Bradford Barham, an agricultural economist at the University of Wisconsin, and Oliver Coomes, a geographer at McGill University, have produced an intriguing economic history of the rubber boom in the Peruvian and Brazilian Amazon. Based exclusively on secondary, published sources, but not newspapers of the period under study (1860-1910), the book revisits the economic boom of the Iquitos-Manaus-Belem axis and its basin. Testing the existing analyses against the theory of industrial organization and the Dutch disease model, Barham and Coomes reject the current interpretations of why the Amazon Valley failed to create plantations and remained underdeveloped.

They quickly dismiss earlier works on the Amazon rubber boom as too “descriptive.” The vulcanization process invented by Charles Goodyear in 1839 paved the way for the rubber boom some two decades later. In the Brazilian Amazon basin, the hevea type of rubber grew wildly, while in the upper valley of the river in Colombia, Peru, and Bolivia, the caucho predominated (pp. 35-37). The Brazilian hevea can be tapped and harvested year after year, while the Peruvian castilloa tree must be cut down to extract rubber. The authors argue that extracting rubber from the hevea was a sustainable activity, while collecting rubber from the caucho was not.

Thus emerged two contrasting social relations. In Brazil, a rubber tapper relied on credit (supplies and provisions) from a trader, often via a patron, and worked as an independent economic agent. By law, the rubber estate belonged to the patron, but raw rubber collected belonged to the tapper. The “pyramid pricing” system victimized the tapper more often than not; but Barham and Coomes question whether debt peonage existed, given the vast territory, which made monitoring tappers inherently difficult to impossible. The indebted simply could “exit” without fear. In Peru, the tapper, often an Indian who had his own food supplies and materials, worked for the “credit plus share” system (pp. 67-68).

The rubber industry suffered from the chronic price instability caused by international market volatility, scarce labor, inelastic production, rickety and risky modes of riverine transportation, costly supplies, and even debt peonage, not to mention the high death rate among rubber gatherers. In 1903, a U.S. consul in Pará reported that five thousand people left for the rubber fields in a single week.

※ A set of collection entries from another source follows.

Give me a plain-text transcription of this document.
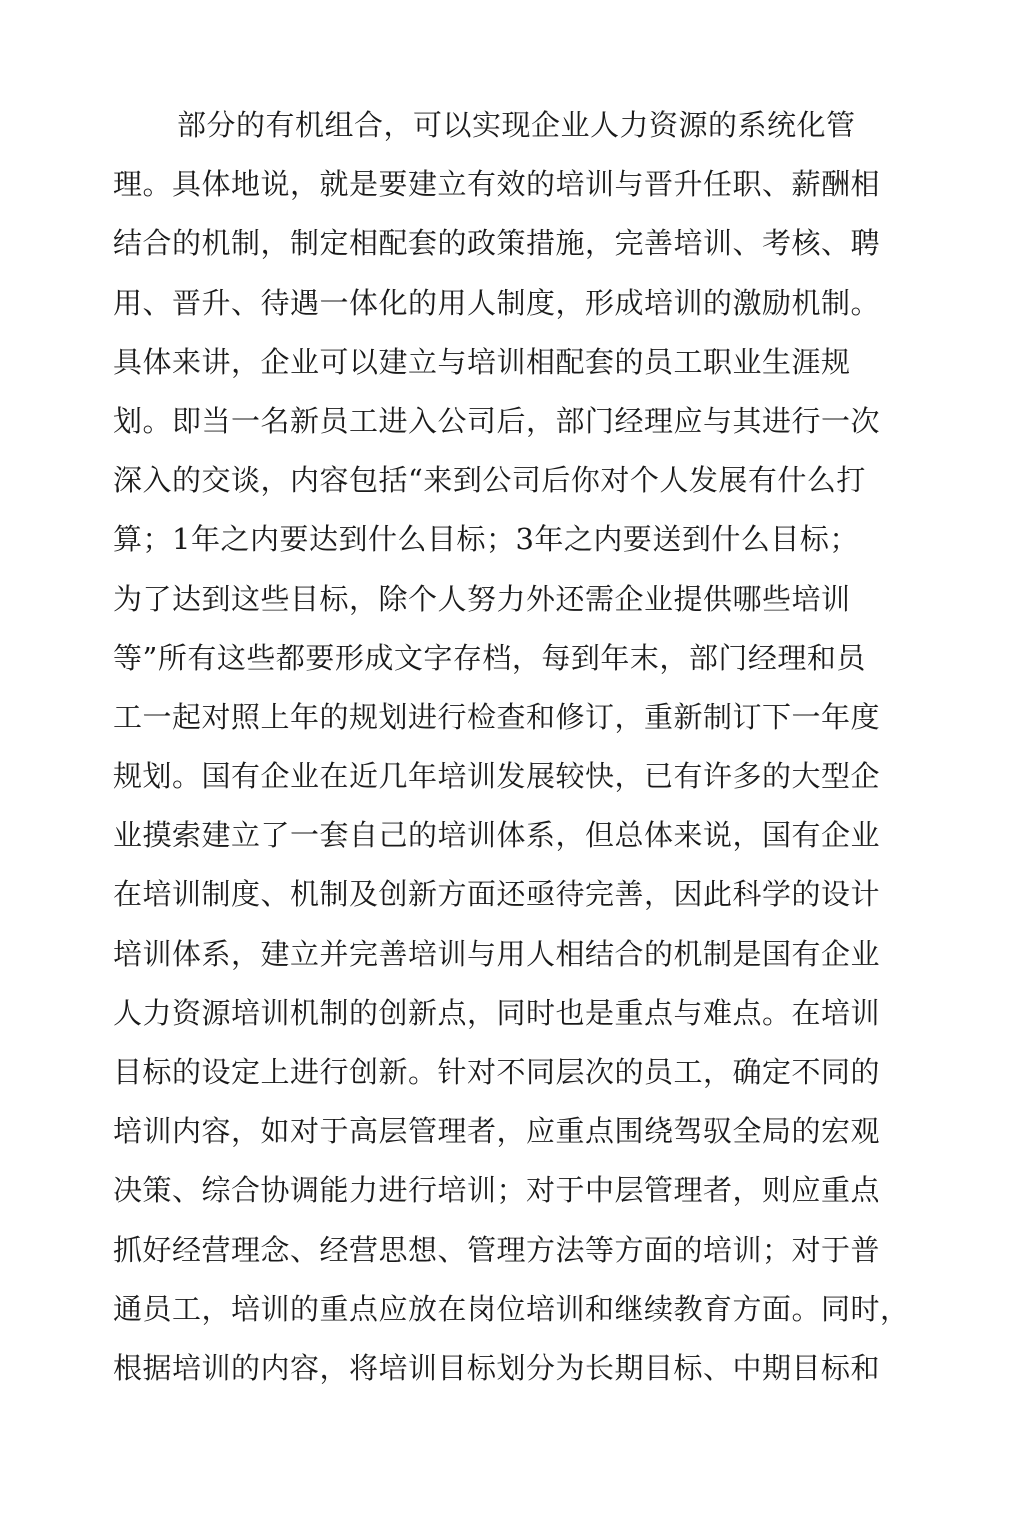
部分的有机组合，可以实现企业人力资源的系统化管
理。具体地说，就是要建立有效的培训与晋升任职、薪酬相
结合的机制，制定相配套的政策措施，完善培训、考核、聘
用、晋升、待遇一体化的用人制度，形成培训的激励机制。
具体来讲，企业可以建立与培训相配套的员工职业生涯规
划。即当一名新员工进入公司后，部门经理应与其进行一次
深入的交谈，内容包括“来到公司后你对个人发展有什么打
算；1年之内要达到什么目标；3年之内要送到什么目标；
为了达到这些目标，除个人努力外还需企业提供哪些培训
等”所有这些都要形成文字存档，每到年末，部门经理和员
工一起对照上年的规划进行检查和修订，重新制订下一年度
规划。国有企业在近几年培训发展较快，已有许多的大型企
业摸索建立了一套自己的培训体系，但总体来说，国有企业
在培训制度、机制及创新方面还亟待完善，因此科学的设计
培训体系，建立并完善培训与用人相结合的机制是国有企业
人力资源培训机制的创新点，同时也是重点与难点。在培训
目标的设定上进行创新。针对不同层次的员工，确定不同的
培训内容，如对于高层管理者，应重点围绕驾驭全局的宏观
决策、综合协调能力进行培训；对于中层管理者，则应重点
抓好经营理念、经营思想、管理方法等方面的培训；对于普
通员工，培训的重点应放在岗位培训和继续教育方面。同时，
根据培训的内容，将培训目标划分为长期目标、中期目标和
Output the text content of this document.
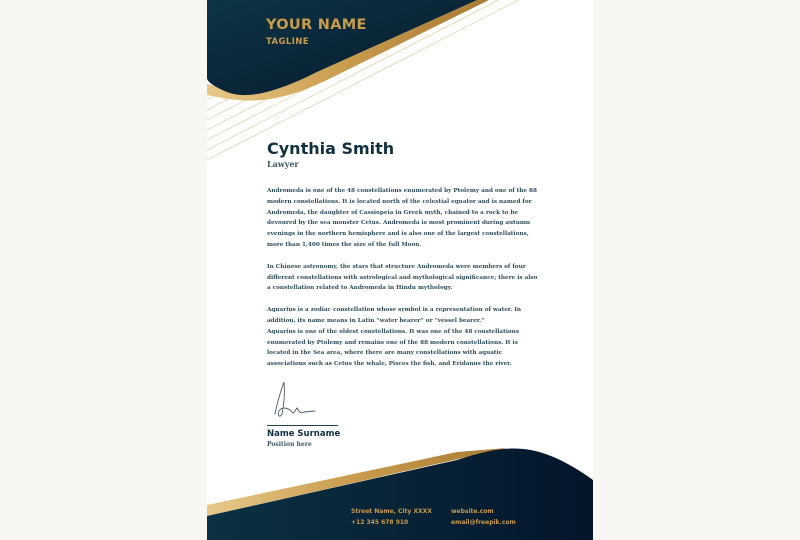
YOUR NAME
TAGLINE
Cynthia Smith
Lawyer

Andromeda is one of the 48 constellations enumerated by Ptolemy and one of the 88 modern constellations. It is located north of the celestial equator and is named for Andromeda, the daughter of Cassiopeia in Greek myth, chained to a rock to be devoured by the sea monster Cetus. Andromeda is most prominent during autumn evenings in the northern hemisphere and is also one of the largest constellations, more than 1,400 times the size of the full Moon.

In Chinese astronomy, the stars that structure Andromeda were members of four different constellations with astrological and mythological significance; there is also a constellation related to Andromeda in Hindu mythology.

Aquarius is a zodiac constellation whose symbol is a representation of water. In addition, its name means in Latin “water bearer” or “vessel bearer.”

Aquarius is one of the oldest constellations. It was one of the 48 constellations enumerated by Ptolemy and remains one of the 88 modern constellations. It is located in the Sea area, where there are many constellations with aquatic associations such as Cetus the whale, Pisces the fish, and Eridanus the river.

Name Surname
Position here
Street Name, City XXXX
+12 345 678 910
website.com
email@freepik.com
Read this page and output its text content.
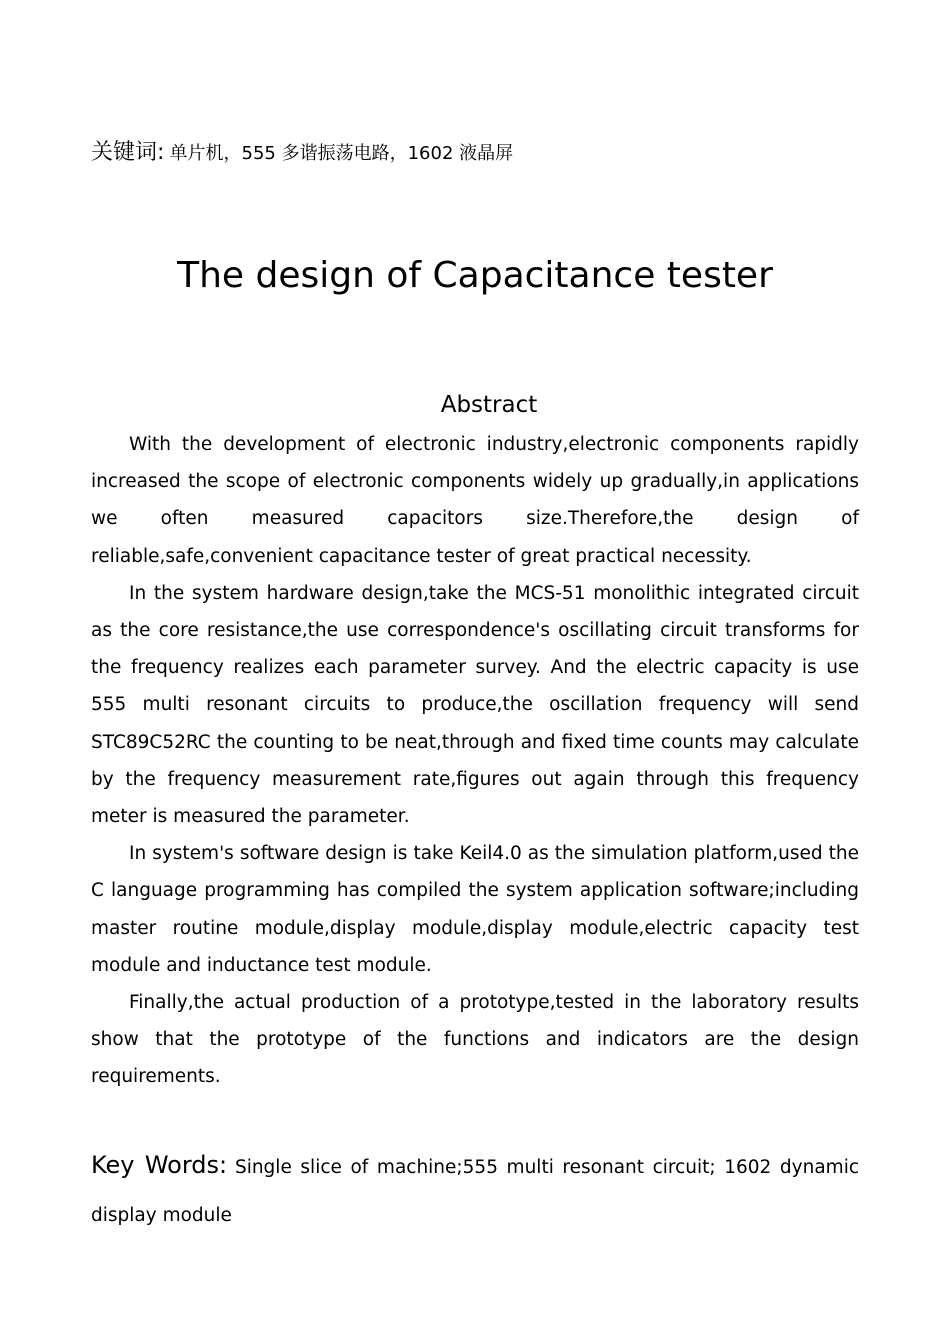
关键词: 单片机，555 多谐振荡电路，1602 液晶屏
The design of Capacitance tester
Abstract

With the development of electronic industry,electronic components rapidly increased the scope of electronic components widely up gradually,in applications we often measured capacitors size.Therefore,the design of reliable,safe,convenient capacitance tester of great practical necessity.

In the system hardware design,take the MCS-51 monolithic integrated circuit as the core resistance,the use correspondence's oscillating circuit transforms for the frequency realizes each parameter survey. And the electric capacity is use 555 multi resonant circuits to produce,the oscillation frequency will send STC89C52RC the counting to be neat,through and fixed time counts may calculate by the frequency measurement rate,figures out again through this frequency meter is measured the parameter.

In system's software design is take Keil4.0 as the simulation platform,used the C language programming has compiled the system application software;including master routine module,display module,display module,electric capacity test module and inductance test module.

Finally,the actual production of a prototype,tested in the laboratory results show that the prototype of the functions and indicators are the design requirements.

Key Words: Single slice of machine;555 multi resonant circuit; 1602 dynamic display module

The boom mentality was so pervasive that the allure of profit siphoned off people from families and work to the “green hell.” One recurring concern among tappers, patrons, and traders, including export houses, however, was how to rationalize the production system, or build a modern plantation system. During the 50-year boom, the industry failed to transform itself into a plantation system similar to the Asian systems the British built in Ceylon and Malaya.

The book cites three principal explanations for this failure. The Marxist school has attributed the failure to an involuntary alliance of the tapper and the trader. The former sought to guard autonomy, while the latter sought to monopolize trading opportunities. Thus, together, they resisted the “proletarianization” of the “precapitalist” rubber tappers and preempted capital accumulation, thereby forestalling the emergence of the modern capitalist institution (pp. 18-20). The dependency school blames the unequal exchange relationship for draining surplus rent out of the Amazon to the pockets of foreign capitalists in the center. The periphery never had a chance to develop. And the “political ecologist” school argues that the extractive economy inherently precipitated “a net outflow of value and energy,” equally preempting all future development and exacerbating the environmental degradation from mass poverty and perpetual underdevelopment (pp. 106-7).

The problem with this book is that although the arguments advanced by Barham and Coomes against the existing interpretations are cogent, they offer little or no empirical data to back them up. In countering the dependency and Marxist theses of underdevelopment, the authors state that “substantial surplus was available locally for investment” (p, 80). As to the ecologist argument, Barham and Coomes cite Martin Katzman’s argument that exploiting natural resources in itself is not “self-limiting” and that the Amazon’s “carrying capacity can be increased” (p. 107), Finally, introducing their “macroeconomic theory of distorted development,” Barham and Coomes adroitly explain how the Dutch disease model can be applied to the Amazon but again offer little or no empirical data to test the model (pp. 109-10).

Barham and Coomes could have produced a better and more readable book, and therefore a more credible piece of scholarship, had they relied on hard empirical data from fieldwork in Brazil and Peru. Their good intentions notwithstanding, the book could have used solid primary historical data and a bit more familiarity with the Portuguese language.